The problem is that football is not war: it’s entertainment. And there are alternatives. Football’s pre-eminence among sports in North America is not a permanent matter of divine right. The American football rules have largely failed to take root outside America, so Shermans and Mannings must be produced by America itself, an America whose children are increasingly precious and sheltered with every generation.

If Americans will no longer trust their children to football, that is a big problem. The game has a tough square to circle—and so does the analogous Canadian game, although so far Canadians have been able to whistle past this particular graveyard. (If some enterprising lawyer sued the CFL for, say, $100 million on behalf of former players, could the league pay up?)
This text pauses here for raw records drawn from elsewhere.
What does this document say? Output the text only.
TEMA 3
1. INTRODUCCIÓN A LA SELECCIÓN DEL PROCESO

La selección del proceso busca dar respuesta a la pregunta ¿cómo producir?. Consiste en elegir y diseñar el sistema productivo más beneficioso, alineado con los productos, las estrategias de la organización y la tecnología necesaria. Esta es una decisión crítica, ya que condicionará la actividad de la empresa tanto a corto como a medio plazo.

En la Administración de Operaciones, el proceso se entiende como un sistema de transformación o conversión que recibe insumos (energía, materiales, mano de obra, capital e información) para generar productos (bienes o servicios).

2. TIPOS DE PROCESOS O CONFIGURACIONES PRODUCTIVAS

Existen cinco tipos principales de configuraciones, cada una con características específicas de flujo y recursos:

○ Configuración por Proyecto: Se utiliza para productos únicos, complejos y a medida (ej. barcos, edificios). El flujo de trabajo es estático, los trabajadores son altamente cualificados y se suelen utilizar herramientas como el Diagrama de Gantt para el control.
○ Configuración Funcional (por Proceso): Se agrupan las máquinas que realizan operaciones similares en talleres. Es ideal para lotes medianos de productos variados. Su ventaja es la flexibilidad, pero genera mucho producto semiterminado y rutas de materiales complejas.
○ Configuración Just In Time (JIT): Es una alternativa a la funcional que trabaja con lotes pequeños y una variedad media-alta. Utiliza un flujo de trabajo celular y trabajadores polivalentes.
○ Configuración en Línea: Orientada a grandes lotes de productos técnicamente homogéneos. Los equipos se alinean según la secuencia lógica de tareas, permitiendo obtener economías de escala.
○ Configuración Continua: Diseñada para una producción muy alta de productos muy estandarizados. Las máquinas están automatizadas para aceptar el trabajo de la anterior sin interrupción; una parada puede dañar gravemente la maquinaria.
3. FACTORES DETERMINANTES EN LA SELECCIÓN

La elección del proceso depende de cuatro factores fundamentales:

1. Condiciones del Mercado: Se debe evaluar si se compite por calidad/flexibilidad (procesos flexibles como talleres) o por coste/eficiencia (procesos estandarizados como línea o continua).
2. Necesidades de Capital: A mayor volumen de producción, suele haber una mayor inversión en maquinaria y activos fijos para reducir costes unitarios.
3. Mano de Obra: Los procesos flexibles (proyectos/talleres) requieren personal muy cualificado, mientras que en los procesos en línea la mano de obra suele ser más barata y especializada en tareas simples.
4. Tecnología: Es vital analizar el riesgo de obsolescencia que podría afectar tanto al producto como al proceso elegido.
It is interesting how the increasingly popular spectacle of mixed martial arts (MMA) competition so quickly secured a perimeter of social acceptance for itself. MMA is not only violent; it is violence. But the risks are blatant enough for us not to pity the competitors. (Their locker rooms are probably pretty crude places, too.) Football players, by contrast, are not supposed to be pure, uncivilized instruments of brutality. They are supposed to be technicians, strategists, artists whose work involves only a limited element of cruelty.

Moreover, they are nurtured in a system of universities as “student-athletes,” and a corrupt, increasingly bizarre system at that. The game grew out of educational establishments in the first place. No one is trying to integrate MMA with the curriculum at Notre Dame or Harvard; MMA was invented too late for that.

The question, then, is whether football can reinvent itself as a spectacle of speed, skill, and courage without creating an inherent moderate incidence of horrible brain damage—or, on the other side of the spectrum, becoming indistinguishable from soccer. The NFL is transparently taking the first steps toward reassuring the public, with rules designed to discourage the assault of vulnerable players and the use of helmets as weapons. (It is fair to wonder whether helmets might be part of the problem.)

It is still unknown, however, precisely what kind of football players develop traumatic encephalopathy, how exactly it happens, and how it might be prevented short of calling off the games. Indeed, we are unsure whether even soccer is totally safe. The scary possibility is that it all may boil down to intractable physical law: that tackle football as a civilized pursuit of mass popularity, with national anthems and halftime shows and cheerleaders and a Super Bowl as we know it, is actually impossible in the long run. Enjoy the show now, for it may be fleeting.